それにつけて思い合わされるのは、考えると頭が痛くなりそうな最近の中日関係だった。中国と日本は正にこういう一歩を譲り合う関係にあるのではないかという考えがぴんと来た。料理の一方を譲って、他方に慣れるように、この一歩を譲り合う関係はしょせん両方の相互交流というものである。相互交流にくれ手もあれば、もらい手もあり、一方通行になってはいけない。交流が不足のため、多くの日本人は両国関係に無関心で、中日関係をよく知らぬせいで、唆され無謀で過激な行動を取った中国人もいる。交流には妨げさえあれば、否応なしにその誤解のギャップが大きくなっていく。これは政治問題だけでなく、国民にも関わる。それに、国民はどう思うかがより重要である。しかし、誰もかも交流したがる、交流せねばならぬという風潮は異常で、強い必然性を持つ人だけは交流すればよいという冷めた見方もある。そうでありはしない。交流は国や実在の機関には止まらず、民間、つまり民と民との間にまで及ぶべきだ。音部さんも工場の人もいい例だ。音部さんは自分の見聞きで真の中国を感じ取り、工場の人は音部さんを通じて日本のことをよく知っているたげに、これほど拘りなく楽しく仕事ができただろう。交流の架け橋みたいな存在の私はあえて言えばそれは両国関係のあり方だと思う。

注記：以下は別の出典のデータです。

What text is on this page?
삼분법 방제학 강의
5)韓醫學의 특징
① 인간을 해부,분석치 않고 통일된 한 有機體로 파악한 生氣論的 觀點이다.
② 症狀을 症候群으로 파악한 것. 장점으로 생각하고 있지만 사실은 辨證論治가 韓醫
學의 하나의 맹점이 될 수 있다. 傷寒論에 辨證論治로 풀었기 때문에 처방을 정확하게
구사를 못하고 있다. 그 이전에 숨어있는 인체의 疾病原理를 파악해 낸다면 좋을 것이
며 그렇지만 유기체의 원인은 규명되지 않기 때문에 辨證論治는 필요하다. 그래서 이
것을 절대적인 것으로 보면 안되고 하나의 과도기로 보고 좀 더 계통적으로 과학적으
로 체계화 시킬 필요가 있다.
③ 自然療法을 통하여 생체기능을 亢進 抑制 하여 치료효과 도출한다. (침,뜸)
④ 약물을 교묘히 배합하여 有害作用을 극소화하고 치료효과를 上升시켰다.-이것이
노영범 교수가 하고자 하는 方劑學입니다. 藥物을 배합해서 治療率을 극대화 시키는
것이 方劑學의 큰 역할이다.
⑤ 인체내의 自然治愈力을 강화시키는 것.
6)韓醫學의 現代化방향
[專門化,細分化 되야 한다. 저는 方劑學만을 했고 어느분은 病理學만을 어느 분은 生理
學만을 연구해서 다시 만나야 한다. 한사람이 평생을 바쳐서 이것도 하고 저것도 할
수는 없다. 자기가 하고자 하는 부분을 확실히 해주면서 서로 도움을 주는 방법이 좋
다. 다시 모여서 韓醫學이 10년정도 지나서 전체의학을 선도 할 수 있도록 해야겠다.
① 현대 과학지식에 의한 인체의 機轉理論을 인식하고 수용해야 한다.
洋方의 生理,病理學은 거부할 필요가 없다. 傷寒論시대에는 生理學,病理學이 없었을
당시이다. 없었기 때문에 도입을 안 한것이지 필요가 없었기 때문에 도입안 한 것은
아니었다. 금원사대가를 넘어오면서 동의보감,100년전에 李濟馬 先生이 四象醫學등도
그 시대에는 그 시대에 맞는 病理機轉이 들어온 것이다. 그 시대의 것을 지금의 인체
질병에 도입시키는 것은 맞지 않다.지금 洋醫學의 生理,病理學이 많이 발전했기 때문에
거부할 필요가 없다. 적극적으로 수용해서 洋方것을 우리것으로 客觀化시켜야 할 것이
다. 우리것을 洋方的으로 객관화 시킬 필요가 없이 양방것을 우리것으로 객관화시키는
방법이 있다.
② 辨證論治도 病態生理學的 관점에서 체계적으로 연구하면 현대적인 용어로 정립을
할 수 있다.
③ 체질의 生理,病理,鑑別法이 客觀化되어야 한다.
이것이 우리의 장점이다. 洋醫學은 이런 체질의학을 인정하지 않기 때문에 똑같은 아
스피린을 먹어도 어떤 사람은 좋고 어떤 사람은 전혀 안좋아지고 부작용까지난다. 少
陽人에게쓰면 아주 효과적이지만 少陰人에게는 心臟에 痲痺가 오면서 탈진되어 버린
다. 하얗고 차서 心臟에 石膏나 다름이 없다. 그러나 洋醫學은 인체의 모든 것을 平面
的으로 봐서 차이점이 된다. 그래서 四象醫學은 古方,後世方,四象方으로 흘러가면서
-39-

「ご飯は冷めるよ」と音部さんの一声に、私は自問自答から戻された。夕食をしていたのだ。私がすばやくご飯をたっぷり口に入れて、突然、音部さんは喋り出した。
「工場の人は親切だな、昔のように。付き合いがあったから」。
少し間を取って、また
「国も同じだ。付き合いがあり続けてほしい。僕と劉くんと工場の人のように」と私の心底の声が聞こえたように言いのけた。
心いっぱいの真実に打たれずにいられない言葉だった。それを反芻しながら、私は思わず窓越しに外を眺めた。
街路樹の桃の木の枝に蕾がいっぱい付いている。街頭の黄色い光に淡いピンクの花がぽつりぽつりと咲いているのが見えた。
「先日うちに電話して、桜前線がうちまで進んだところで、今は町一面桜色のはずだ」と音部さんは言った。
「あと一週間ぐらい、ここの木も満開でしょう。桜のように」と私は清々しい気持ちで答えた。
「楽しみにしてるな」と音部さんは何かを考えている様子で呟いた。
そうね、楽しみにしているよ。花が咲くのを。両国関係における春の訪れを告げる桃の花と桜の花の満開を。五枚の花びらが一つの花に、そして、数千、数万の花が一本の木を成すように、我々一人一人の小さな交流の種が大きく両国関係を築くのを。